Unattended-Upgrade::Package-Blacklist {
    // The following matches all packages starting with linux-
    //  "linux-";
    "nvidia-driver-";

Inference Issues

New Deployment button is grayed out

Symptoms:

  • The New Deployment button on the top right of the Deployment list is grayed out.
  • Cannot create a deployment via Inference API.

Root Cause: Run:ai Inference prerequisites have not been met.

Resolution: Review inference prerequisites and install accordingly.

New Deployment button is not showing

Symptom: The New Deployment button on the top right of the Deployments list does not show.

Root Cause: You do not have ML Engineer permissions.

Submitted Deployment remains in Pending state

Symptom: A submitted deployment is not running.

Root Cause: The patch statement to add the runai-scheduler has not been performed.

Some Autoscaling metrics are not working

Symptom: Deployments do not autoscale when using metrics other than requests-per-second or concurrency.

Root Cause: The horizontal pod autoscaler prerequisite has not been installed.

Deployment status is "Failed"

Symptom: Deployment status is always Failed.

Root Cause: (multiple)

  • Not enough resources in the cluster.
  • Server model command is misconfigured (i.e sleep infinity).
  • Server port is misconfigured.
Deployment does not scale up from zero

Symptom: In the Deployment form, when "Auto-scaling" is enabled, and "Minimum Replicas" is set to zero, the deployment cannot scale up from zero.

Root Cause:

  • Clients are not sending requests.
  • Clients are not using the same port/protocol as the server model.
  • Server model command is misconfigured (i.e sleep infinity).

Command-line interface Issues

Unable to install CLI due to certificate errors

Symptom: The curl command and download button to download the CLI is not working.

Root Cause: The cluster is not accessible from the download location

Resolution:

Use an alternate method for downloading the CLI. Run:

kubectl port-forward -n runai svc/researcher-service 4180

In another shell, run:

wget --content-disposition http://localhost:4180/cli/linux

When running the CLI you get an error: open .../.kube/config.lock: permission denied

Symptom: When running any CLI command you get a permission denied error.

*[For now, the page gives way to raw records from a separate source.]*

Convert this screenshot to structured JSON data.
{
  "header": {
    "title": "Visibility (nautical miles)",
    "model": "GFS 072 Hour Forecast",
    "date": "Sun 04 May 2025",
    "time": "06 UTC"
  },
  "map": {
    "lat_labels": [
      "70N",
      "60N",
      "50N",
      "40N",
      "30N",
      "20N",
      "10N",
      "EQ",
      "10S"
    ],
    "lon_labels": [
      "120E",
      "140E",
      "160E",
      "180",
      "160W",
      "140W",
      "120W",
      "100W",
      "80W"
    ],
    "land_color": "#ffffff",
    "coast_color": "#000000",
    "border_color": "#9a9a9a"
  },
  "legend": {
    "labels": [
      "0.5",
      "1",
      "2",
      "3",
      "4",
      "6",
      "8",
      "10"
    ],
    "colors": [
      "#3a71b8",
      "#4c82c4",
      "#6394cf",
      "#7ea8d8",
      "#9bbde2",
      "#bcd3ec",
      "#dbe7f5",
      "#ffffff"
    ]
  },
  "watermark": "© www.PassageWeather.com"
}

Root Cause: The user running the CLI does not have read permissions to the .kube directory.

Resolution: Change permissions for the directory.

When running 'runai logs', the logs are delayed

Symptom: Printout from the container is not immediately shown in the log.

Root Cause: By default, Python buffers stdout, and stderr, which are not flushed in real-time. This may cause logs to appear sometimes minutes after being buffered.

Resolution: Set the env var PYTHONUNBUFFERED to any non-empty string or pass -u to Python. e.g. python -u main.py.

CLI does not download properly on OpenShift

Symptom: When trying to download the CLI on OpenShift, the wget statement downloads a text file named darwin or linux rather than the binary runai.

Root Cause: An installation step has been missed.

Resolution: Open the Cluster list and open the cluster installation wizard again. After selecting OpenShift, you will see a patch command at the end of the instruction set. Run it.